Yeah T, make sure you have flash player installed... I'm sure that's what's wrong.
.



DeathTouch said:


> Do you use Koolmoves like I suggested or did you choose to use something else?


And yes, DT I did you Koolmoves to make it! Thanks for sugguesting it to me!
.


----------



## NecroBones (Feb 10, 2006)

What program did you use to create the .swf? I've been looking for a good flash editor to get started with.
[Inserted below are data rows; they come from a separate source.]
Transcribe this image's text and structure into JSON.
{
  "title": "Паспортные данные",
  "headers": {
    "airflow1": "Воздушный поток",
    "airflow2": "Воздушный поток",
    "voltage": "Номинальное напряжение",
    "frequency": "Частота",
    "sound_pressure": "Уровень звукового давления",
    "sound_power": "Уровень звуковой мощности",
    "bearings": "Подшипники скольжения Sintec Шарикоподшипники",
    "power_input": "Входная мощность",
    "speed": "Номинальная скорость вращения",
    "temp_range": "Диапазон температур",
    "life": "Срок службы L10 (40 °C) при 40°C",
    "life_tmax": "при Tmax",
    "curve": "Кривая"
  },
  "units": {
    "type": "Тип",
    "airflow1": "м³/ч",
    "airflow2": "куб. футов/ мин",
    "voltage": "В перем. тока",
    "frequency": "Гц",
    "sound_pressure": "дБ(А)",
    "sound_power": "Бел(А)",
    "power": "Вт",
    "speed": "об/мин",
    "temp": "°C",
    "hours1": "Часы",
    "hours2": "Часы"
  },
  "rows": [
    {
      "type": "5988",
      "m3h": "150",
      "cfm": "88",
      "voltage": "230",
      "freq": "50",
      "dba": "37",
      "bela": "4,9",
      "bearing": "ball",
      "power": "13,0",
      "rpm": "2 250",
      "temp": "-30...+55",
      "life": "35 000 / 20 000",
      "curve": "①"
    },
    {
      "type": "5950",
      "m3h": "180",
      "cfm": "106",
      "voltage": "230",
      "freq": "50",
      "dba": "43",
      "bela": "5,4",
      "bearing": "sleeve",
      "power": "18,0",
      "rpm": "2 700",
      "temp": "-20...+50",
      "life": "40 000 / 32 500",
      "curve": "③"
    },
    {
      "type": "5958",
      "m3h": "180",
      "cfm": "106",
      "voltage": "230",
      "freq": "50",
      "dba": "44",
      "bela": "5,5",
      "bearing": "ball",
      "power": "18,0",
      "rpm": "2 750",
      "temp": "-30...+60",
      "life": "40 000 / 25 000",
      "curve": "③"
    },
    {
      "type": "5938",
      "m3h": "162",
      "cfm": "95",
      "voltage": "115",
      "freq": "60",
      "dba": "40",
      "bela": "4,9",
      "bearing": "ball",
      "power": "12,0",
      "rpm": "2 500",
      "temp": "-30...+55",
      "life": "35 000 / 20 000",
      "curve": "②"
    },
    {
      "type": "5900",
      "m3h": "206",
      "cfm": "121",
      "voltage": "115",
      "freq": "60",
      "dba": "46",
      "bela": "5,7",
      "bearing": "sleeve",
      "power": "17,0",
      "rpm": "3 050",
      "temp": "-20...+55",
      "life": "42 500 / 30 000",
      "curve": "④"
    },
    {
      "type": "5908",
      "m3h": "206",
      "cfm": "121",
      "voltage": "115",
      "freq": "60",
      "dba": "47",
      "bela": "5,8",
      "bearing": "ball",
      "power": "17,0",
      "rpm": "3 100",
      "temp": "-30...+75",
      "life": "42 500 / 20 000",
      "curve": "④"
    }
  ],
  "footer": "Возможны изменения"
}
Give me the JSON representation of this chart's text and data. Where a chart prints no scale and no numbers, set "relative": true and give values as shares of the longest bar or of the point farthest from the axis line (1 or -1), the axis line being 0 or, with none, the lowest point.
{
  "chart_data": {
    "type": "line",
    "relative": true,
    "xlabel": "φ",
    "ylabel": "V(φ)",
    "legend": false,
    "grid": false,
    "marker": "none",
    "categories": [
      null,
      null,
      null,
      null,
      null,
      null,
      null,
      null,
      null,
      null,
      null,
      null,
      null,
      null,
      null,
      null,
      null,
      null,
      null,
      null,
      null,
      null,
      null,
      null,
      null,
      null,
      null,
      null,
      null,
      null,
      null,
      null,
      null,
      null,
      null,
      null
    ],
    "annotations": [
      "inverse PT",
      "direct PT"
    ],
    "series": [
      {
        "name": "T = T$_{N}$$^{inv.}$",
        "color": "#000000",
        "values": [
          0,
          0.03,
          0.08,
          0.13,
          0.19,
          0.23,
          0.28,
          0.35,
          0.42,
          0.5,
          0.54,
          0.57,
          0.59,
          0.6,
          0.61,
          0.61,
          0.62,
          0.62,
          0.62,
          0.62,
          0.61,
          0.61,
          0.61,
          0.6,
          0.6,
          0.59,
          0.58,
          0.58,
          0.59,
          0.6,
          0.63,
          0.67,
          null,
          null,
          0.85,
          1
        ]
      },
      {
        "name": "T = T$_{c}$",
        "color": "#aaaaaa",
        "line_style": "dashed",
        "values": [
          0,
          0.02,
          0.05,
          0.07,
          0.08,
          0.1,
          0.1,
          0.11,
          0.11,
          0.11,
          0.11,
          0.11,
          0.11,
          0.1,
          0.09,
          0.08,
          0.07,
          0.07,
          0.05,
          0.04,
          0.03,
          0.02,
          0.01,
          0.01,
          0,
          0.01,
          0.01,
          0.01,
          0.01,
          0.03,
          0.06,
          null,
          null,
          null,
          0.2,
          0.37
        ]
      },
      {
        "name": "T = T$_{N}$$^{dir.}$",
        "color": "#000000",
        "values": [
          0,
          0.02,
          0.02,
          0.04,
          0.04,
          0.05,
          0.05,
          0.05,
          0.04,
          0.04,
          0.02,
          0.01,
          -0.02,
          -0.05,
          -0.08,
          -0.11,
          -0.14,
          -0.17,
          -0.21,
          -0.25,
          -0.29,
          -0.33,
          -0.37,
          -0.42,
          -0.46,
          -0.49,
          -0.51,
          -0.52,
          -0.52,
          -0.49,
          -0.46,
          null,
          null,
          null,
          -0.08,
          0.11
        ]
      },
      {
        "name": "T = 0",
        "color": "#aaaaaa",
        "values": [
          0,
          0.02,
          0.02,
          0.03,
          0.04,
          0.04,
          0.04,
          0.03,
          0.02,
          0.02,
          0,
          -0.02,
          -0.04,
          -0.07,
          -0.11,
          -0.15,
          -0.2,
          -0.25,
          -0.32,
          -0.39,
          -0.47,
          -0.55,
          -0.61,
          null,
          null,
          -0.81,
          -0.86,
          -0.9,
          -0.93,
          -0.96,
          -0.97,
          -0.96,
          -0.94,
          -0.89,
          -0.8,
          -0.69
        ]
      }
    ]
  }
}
EDIT: Crap, didn't read the last sentence in the previous message... lol


----------



## DeathTouch (Sep 6, 2005)

Yea, I am updating mine as well. It is a nice program for what you pay for it. I am working to update my www.hauntseeker.com site and my www.nakedfrog.net site. I have the little ball going around my frog. Also had my friends little girl do the audio when your mouse goes over the frog, "the word frog", and the K in naked. Still working on it though.


----------



## Front Yard Fright (Dec 23, 2005)

Sounds cool DT...
I'd like to work a lot more with it and maybe even make my whole site flash...
But not at this time of year!
Got props to build and a whole haunt to set up!
.


----------



## SoCal Scare (Aug 3, 2007)

great intro FYF love the splatter at the end.


----------